On Mon, Apr 15, 2013 at 09:37:30PM +0200, Pawel Jakub Dawidek wrote:
> On Mon, Apr 15, 2013 at 10:18:15PM +0300, Konstantin Belousov wrote:
> > On Mon, Apr 15, 2013 at 08:42:03PM +0200, Pawel Jakub Dawidek wrote:
> > > On a mostly unrelated note when two threads (T0 and T1) call get*time()

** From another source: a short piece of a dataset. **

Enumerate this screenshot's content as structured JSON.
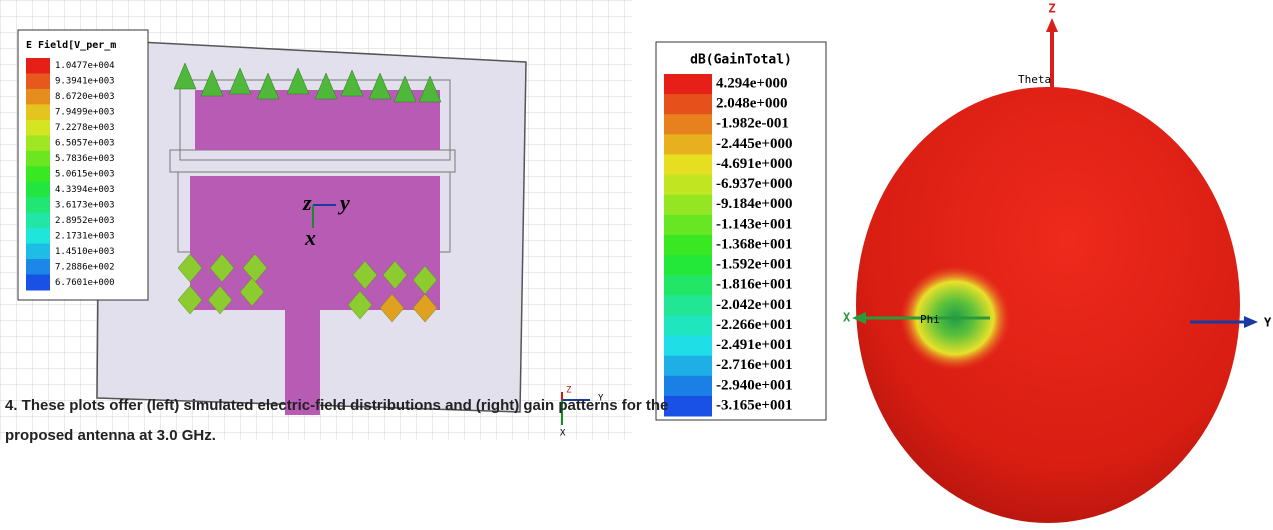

> > > on two different cores, but T0 does that a bit earlier is it possible
> > > that T0 can get later time than T1?
> > 
> > Define earlier first.
> > 
> > If you have taken sufficient measures to prevent preemption and 
> > interruption,
> > e.g. by entering spinlock before the fragment that calls get*, then no,
> > it is impossible, at least not with any x86 timekeeping hardware we use.
> > 
> > On the other hand, if interrupts are allowed, all bets are off.
> 
> So if we consider only one thread, it is not possible for it to obtain
> time t0, be scheduled to different CPU and obtain t1 where t1 < t0?

Yes, I believe this scenario is also not possible. The context switching
ensures that thread's view on the global memory is consistent. At least
it is so on x86, and I think it must be the same on all other architectures.
Otherwise the compiler emited code would not work.